Jeffrey Toobin has an excellent piece in the May 11, 2015 issue of The New Yorker, titled The Milwaukee Experiment: What can one prosecutor do about the mass incarceration of African-Americans?.
"Like many people in the criminal-justice system, John Chisholm, the District Attorney in Milwaukee County, has been concerned for a long time about the racial imbalance in American prisons. The issue is especially salient in Wisconsin, where African-Americans constitute only six per cent of the population but thirty-seven per cent of those in state prison. According to a study from the University of Wisconsin-Milwaukee, as of 2010 thirteen per cent of the state’s African-American men of working age were behind bars—nearly double the national average, of 6.7 per cent. The figures were especially stark for Milwaukee County, where more than half of African-American men in their thirties had served time in state prison. How, Chisholm wondered, did the work of his own office contribute to these numbers? Could a D.A. do anything to change them?"The recent spate of deaths of unarmed African-Americans at the hands of police officers has brought renewed attention to racial inequality in criminal justice, but in the U.S. legal system prosecutors may wield even more power than cops. Prosecutors decide whether to bring a case or drop charges against a defendant; charge a misdemeanor or a felony; demand a prison sentence or accept probation. Most cases are resolved through plea bargains, where prosecutors, not judges, negotiate whether and for how long a defendant goes to prison. And prosecutors make these judgments almost entirely outside public scrutiny.

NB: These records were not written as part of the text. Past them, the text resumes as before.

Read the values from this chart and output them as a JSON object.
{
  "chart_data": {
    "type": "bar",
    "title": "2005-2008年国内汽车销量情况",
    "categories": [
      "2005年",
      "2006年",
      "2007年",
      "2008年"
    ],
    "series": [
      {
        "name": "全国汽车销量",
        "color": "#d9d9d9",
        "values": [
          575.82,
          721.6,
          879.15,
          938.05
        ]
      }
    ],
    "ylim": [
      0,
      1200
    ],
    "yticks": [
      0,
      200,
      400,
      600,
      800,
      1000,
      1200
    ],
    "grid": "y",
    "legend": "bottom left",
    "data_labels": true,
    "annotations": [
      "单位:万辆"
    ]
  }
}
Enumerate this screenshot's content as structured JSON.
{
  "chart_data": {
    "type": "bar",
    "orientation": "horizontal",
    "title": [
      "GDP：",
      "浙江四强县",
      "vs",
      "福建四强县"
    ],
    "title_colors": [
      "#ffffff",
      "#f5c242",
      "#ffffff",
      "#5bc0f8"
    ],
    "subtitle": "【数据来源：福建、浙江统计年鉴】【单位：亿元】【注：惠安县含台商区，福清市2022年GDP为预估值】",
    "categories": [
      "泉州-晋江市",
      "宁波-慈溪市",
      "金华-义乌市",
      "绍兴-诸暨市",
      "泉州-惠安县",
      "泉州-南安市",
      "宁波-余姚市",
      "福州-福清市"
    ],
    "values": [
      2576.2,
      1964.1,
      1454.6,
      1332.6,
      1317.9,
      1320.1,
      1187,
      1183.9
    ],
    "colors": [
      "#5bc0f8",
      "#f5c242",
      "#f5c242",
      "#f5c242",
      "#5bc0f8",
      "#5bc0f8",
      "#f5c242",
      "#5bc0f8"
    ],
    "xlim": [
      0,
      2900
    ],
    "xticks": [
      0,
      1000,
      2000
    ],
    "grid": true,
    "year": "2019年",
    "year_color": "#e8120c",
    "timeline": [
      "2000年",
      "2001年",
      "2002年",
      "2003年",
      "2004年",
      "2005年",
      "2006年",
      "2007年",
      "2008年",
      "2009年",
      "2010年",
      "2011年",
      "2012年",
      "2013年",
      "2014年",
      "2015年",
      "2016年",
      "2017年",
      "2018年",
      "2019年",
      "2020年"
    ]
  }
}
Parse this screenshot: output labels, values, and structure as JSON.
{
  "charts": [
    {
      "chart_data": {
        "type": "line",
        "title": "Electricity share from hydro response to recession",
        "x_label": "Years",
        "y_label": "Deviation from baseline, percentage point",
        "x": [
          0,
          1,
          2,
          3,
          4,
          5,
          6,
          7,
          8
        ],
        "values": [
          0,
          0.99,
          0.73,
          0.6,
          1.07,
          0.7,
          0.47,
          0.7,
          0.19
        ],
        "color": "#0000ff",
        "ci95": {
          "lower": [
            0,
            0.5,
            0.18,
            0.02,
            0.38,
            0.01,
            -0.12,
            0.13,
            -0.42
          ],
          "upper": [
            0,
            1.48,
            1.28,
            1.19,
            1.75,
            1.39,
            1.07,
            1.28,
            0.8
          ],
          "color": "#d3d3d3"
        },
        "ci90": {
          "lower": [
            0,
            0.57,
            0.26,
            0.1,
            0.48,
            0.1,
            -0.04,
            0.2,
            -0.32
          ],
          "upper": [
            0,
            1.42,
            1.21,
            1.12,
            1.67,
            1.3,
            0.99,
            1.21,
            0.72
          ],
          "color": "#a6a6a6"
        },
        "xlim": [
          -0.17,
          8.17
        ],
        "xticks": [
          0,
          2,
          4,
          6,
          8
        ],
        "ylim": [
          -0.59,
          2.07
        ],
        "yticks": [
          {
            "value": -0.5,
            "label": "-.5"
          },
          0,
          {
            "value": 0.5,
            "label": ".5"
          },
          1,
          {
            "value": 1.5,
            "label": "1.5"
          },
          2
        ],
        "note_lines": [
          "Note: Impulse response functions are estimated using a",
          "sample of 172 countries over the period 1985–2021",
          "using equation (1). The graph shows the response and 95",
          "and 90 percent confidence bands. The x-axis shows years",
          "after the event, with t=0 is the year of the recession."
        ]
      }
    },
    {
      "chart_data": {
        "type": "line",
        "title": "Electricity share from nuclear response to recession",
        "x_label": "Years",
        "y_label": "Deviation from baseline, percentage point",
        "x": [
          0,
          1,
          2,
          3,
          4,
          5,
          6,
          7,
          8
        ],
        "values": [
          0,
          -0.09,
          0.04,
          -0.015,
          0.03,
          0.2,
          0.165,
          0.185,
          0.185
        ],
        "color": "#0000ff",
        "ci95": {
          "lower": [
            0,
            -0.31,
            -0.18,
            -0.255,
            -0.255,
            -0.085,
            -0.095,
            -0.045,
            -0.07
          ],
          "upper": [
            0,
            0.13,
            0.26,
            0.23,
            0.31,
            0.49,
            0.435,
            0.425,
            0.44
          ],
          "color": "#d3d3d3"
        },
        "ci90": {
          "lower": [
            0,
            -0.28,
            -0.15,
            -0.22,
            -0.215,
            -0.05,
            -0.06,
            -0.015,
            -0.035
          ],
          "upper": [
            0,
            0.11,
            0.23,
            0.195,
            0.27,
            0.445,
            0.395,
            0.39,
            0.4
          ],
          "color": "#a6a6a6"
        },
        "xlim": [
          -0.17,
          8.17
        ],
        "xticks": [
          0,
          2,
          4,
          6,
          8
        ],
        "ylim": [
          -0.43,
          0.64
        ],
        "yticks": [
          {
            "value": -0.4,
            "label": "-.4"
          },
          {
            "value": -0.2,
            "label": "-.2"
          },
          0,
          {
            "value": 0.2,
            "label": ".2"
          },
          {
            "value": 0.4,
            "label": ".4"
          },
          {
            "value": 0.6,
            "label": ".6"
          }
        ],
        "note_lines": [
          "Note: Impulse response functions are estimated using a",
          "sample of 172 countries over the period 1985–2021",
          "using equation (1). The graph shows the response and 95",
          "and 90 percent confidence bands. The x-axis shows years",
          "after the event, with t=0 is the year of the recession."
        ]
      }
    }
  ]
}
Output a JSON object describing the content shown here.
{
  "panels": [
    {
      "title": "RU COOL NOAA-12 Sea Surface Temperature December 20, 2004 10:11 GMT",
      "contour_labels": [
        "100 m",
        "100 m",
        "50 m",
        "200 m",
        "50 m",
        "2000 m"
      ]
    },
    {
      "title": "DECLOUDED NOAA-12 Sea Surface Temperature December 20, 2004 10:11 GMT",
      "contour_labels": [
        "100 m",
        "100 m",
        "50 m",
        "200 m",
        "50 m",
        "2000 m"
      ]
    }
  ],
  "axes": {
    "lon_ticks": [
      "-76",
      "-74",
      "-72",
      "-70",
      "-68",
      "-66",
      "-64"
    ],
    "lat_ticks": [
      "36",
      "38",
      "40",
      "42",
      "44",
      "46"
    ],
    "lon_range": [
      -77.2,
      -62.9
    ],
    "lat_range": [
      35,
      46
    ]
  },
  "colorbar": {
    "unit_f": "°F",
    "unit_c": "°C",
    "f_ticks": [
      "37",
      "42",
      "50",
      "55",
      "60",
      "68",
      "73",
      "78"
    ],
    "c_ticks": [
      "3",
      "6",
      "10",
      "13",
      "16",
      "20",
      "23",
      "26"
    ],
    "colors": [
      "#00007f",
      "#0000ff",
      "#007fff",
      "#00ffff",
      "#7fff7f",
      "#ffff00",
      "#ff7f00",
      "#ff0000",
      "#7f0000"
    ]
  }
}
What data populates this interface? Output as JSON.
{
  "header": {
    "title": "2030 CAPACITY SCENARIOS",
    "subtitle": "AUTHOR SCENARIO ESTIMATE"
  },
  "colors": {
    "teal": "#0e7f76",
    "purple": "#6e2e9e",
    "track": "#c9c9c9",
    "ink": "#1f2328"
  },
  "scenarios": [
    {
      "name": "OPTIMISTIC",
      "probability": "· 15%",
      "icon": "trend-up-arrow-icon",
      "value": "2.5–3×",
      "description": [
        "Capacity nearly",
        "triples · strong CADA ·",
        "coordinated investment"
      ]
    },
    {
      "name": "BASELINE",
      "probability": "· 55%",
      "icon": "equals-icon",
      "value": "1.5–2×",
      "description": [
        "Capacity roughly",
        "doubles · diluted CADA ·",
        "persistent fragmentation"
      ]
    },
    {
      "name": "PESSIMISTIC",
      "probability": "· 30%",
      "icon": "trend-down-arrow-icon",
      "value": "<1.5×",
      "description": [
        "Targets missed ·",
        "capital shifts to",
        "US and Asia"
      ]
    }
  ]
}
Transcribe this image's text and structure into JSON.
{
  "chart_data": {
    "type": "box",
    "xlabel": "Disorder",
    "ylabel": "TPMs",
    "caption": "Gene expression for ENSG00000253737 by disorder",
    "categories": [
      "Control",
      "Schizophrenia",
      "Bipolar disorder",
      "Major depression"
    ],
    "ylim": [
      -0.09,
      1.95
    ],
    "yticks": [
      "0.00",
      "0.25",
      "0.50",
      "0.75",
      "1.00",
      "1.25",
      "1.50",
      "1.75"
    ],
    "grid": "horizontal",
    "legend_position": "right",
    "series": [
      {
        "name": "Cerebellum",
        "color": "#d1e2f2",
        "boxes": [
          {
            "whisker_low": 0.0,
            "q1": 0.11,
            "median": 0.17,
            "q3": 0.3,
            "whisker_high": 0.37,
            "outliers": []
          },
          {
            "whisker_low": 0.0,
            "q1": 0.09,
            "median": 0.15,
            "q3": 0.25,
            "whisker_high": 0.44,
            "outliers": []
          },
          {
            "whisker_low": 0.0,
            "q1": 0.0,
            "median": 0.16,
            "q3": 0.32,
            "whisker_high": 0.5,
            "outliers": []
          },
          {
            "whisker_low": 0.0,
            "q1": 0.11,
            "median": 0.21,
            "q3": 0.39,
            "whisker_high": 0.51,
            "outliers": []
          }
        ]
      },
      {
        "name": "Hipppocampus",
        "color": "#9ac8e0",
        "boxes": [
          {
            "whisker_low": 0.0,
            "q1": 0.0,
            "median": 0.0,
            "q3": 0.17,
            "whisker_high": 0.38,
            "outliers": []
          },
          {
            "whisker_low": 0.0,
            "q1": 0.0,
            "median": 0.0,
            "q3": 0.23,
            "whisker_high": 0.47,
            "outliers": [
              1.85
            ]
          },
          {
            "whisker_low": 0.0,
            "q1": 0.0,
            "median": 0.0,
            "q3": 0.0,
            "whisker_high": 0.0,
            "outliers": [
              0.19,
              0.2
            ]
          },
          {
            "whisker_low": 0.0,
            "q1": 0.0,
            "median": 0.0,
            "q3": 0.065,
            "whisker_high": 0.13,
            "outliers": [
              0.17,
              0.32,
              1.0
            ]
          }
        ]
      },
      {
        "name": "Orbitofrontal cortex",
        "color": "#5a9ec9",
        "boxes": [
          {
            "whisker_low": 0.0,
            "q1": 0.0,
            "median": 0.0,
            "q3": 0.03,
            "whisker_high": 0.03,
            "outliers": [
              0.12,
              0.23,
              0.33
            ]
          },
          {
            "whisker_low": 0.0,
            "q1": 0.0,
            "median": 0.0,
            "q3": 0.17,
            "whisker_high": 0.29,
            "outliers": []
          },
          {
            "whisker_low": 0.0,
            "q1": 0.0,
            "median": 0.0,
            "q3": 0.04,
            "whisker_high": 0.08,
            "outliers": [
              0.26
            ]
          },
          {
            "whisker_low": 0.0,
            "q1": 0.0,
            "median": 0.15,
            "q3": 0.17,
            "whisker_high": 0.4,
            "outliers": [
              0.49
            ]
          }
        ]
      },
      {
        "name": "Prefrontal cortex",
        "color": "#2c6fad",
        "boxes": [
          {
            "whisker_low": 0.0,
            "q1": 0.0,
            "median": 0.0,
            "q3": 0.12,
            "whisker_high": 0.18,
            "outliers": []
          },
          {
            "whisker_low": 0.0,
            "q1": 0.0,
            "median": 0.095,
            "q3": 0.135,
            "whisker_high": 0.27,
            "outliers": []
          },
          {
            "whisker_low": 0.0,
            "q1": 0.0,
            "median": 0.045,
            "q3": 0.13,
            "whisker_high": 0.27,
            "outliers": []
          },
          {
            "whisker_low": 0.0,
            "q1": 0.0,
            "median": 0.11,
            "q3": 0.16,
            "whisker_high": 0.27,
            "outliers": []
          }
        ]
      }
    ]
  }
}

"Chisholm decided to let independent researchers examine how he used his prosecutorial discretion. In 2007, when he took office, the Vera Institute of Justice, a research and policy group based in New York City, had just begun studying the racial implications of the work of the Milwaukee County District Attorney’s office. Over several years, Chisholm allowed the researchers to question his staff members and look at their files. The conclusions were disturbing. According to the Vera study, prosecutors in Milwaukee declined to prosecute forty-one per cent of whites arrested for possession of drug paraphernalia, compared with twenty-seven per cent of blacks; in cases involving prostitution, black female defendants were likelier to be charged than white defendants; in cases that involved resisting or obstructing an officer, most of the defendants charged were black (seventy-seven per cent), male (seventy-nine per cent), and already in custody (eighty per cent of blacks versus sixty-six per cent of whites).
"Chisholm decided that his office would undertake initiatives to try to send fewer people to prison while maintaining public safety. 'For a long time, prosecutors have defined themselves through conviction rates and winning the big cases with the big sentences,' Nicholas Turner, the president of the Vera Institute, told me. 'But the evidence is certainly tipping that the attainment of safety and justice requires more than just putting people in prison for a long time. Prosecutors have to redefine their proper role in a new era. Chisholm stuck his neck out there and started saying that prosecutors should also be judged by their success in reducing mass incarceration and achieving racial equality.' Chisholm’s efforts have drawn attention around the country. 'John is a national leader in law enforcement, because he is genuinely interested in trying to achieve the right results, not only in individual cases but in larger policy issues as well,' Cyrus R. Vance, Jr., the Manhattan District Attorney, told me."